Question #849
A developer is troubleshooting duplicate notifications in a company's application. The application uses an Amazon SQS queue where messages are sent. An AWS Lambda function processes these messages and sends notifications via Amazon Simple Notification Service (SNS). Users report receiving duplicate notifications during peak traffic times. What are possible reasons for this? (Choose two.)
Standard SQS queues provide at-least-once message delivery.
Standard SQS queues guarantee exactly-once processing, so duplicates must be due to application logic errors.
Amazon SNS has incorrect topic permissions, leading to message reprocessing.
The SQS queue's visibility timeout is less than the Lambda function's timeout.
The Lambda function's execution role lacks permissions to publish to SNS.
Explanation
A. Standard SQS queues are designed for high throughput and provide at-least-once delivery, meaning duplicates can occur during peak traffic. This is inherent to standard queues, unlike FIFO queues, which guarantee exactly-once processing.
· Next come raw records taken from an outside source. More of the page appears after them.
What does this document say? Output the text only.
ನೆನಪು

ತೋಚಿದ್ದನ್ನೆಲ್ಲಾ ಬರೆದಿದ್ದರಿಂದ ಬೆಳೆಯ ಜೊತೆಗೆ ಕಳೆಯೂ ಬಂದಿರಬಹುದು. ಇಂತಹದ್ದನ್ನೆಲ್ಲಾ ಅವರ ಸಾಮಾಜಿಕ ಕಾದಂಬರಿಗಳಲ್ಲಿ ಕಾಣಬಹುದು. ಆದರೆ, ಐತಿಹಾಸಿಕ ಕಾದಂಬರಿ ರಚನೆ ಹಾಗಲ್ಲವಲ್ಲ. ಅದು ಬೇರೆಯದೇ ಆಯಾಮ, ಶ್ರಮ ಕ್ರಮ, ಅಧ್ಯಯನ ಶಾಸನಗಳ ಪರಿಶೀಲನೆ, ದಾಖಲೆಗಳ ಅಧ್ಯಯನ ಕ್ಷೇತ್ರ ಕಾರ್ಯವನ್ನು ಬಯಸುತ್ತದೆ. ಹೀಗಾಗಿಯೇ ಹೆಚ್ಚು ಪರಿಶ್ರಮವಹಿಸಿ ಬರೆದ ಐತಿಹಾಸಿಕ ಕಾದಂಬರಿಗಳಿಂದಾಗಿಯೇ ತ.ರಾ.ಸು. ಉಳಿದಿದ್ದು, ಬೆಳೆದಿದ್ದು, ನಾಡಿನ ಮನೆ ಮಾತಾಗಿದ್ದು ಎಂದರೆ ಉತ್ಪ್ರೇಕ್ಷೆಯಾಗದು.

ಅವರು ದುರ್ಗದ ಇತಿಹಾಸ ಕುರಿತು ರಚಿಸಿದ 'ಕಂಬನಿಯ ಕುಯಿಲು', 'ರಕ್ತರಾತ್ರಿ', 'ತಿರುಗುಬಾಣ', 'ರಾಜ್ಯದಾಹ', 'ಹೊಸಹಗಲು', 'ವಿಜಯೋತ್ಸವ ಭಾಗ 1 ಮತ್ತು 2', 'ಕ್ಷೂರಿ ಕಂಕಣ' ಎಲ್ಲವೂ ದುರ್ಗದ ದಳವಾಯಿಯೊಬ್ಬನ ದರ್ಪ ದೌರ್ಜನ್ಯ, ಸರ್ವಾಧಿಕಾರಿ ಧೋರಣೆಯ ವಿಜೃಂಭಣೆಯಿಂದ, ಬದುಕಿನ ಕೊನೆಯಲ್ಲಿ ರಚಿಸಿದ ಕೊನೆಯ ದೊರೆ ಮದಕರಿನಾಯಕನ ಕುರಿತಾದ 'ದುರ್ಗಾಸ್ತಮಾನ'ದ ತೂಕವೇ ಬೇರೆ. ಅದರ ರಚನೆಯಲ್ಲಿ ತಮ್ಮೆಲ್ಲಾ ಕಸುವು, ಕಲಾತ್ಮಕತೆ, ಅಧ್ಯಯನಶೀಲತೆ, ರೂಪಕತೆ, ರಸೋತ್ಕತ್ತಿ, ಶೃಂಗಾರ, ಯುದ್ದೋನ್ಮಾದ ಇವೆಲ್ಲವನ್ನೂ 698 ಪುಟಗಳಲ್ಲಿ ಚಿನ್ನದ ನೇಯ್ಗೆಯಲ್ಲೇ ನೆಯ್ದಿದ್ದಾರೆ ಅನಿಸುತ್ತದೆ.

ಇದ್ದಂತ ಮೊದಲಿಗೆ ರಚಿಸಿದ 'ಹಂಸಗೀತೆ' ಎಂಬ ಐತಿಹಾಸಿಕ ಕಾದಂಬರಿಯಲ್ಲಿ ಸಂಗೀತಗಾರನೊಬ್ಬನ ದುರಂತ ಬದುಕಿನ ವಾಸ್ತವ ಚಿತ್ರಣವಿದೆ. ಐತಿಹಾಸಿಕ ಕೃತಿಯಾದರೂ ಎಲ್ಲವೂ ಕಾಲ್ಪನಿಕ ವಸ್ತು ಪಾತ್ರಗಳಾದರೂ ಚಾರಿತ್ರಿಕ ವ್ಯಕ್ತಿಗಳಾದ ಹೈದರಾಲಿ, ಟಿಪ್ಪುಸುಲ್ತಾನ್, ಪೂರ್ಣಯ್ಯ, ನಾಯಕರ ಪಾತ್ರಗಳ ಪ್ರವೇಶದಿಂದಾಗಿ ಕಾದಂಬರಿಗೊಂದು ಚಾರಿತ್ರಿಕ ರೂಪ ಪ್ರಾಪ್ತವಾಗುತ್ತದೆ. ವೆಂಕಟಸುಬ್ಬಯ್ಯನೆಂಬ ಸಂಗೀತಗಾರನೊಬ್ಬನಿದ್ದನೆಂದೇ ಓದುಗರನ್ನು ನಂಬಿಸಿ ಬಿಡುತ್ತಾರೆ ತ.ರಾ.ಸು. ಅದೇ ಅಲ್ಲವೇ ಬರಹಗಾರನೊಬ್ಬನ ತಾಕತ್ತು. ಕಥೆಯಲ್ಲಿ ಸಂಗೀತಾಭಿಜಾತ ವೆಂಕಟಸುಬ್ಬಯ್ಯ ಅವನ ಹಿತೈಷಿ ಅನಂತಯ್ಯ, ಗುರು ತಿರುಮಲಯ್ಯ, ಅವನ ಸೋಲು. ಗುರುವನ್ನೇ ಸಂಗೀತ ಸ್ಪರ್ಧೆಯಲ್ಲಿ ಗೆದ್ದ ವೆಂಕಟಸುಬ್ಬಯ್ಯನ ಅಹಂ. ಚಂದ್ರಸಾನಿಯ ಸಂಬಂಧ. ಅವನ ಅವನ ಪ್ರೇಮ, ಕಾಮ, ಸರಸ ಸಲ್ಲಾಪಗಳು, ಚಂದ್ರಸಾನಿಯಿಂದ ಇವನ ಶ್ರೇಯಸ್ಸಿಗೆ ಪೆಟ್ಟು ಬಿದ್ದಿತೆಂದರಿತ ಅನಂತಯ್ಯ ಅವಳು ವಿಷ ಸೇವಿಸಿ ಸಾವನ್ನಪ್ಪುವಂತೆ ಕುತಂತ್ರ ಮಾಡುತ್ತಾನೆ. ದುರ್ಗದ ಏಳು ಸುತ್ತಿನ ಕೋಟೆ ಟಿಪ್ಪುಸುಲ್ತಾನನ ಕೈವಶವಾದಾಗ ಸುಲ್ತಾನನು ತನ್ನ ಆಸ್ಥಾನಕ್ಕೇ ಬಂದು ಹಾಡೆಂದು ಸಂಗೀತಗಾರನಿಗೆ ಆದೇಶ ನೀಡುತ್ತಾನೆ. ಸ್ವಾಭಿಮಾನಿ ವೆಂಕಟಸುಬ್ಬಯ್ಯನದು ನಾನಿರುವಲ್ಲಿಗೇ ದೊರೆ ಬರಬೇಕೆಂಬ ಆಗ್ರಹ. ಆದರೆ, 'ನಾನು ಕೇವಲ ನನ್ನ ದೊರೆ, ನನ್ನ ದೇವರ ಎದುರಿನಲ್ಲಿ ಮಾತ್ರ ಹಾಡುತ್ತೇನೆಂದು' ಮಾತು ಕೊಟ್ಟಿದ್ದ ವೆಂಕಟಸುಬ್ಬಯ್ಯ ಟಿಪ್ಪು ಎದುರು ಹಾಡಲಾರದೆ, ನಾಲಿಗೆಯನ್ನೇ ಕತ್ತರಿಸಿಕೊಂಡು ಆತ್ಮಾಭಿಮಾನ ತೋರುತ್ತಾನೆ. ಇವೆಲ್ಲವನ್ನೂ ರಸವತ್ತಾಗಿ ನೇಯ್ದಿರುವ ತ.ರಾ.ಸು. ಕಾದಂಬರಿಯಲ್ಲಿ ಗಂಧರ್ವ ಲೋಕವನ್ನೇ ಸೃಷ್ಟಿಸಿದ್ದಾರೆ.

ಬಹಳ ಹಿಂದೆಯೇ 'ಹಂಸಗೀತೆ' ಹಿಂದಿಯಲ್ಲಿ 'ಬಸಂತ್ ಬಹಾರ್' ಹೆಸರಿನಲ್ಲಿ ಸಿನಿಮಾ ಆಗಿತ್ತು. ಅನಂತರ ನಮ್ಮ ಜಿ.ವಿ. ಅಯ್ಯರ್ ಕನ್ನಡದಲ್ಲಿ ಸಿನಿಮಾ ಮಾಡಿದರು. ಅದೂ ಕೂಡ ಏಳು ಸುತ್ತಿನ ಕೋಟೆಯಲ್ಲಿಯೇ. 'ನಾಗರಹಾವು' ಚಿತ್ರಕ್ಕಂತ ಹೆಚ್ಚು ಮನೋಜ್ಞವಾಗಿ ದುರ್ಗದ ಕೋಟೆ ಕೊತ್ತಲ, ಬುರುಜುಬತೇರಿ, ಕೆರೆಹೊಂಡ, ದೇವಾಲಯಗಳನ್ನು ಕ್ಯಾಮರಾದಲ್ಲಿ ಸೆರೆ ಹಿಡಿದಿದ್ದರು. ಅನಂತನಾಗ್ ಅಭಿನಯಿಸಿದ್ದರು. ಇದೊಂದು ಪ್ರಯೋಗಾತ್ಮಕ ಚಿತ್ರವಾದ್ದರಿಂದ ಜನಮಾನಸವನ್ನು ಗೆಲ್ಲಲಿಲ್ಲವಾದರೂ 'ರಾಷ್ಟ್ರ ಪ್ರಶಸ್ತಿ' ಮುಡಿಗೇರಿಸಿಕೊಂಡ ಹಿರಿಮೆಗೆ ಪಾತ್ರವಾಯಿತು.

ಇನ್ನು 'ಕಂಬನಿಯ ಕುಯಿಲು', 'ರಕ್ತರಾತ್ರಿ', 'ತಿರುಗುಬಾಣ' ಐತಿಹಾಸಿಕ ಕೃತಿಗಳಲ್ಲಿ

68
D. If the SQS visibility timeout is shorter than the Lambda function's execution time, the message becomes visible again before Lambda finishes processing. This allows another Lambda instance to process the same message, causing duplicates.
Why others are incorrect:
B: Standard SQS does not guarantee exactly-once processing; this is a feature of FIFO queues.
C: Incorrect SNS permissions would cause publishing failures, not duplicates.
E: Lack of SNS permissions would prevent notifications entirely, not cause duplicates.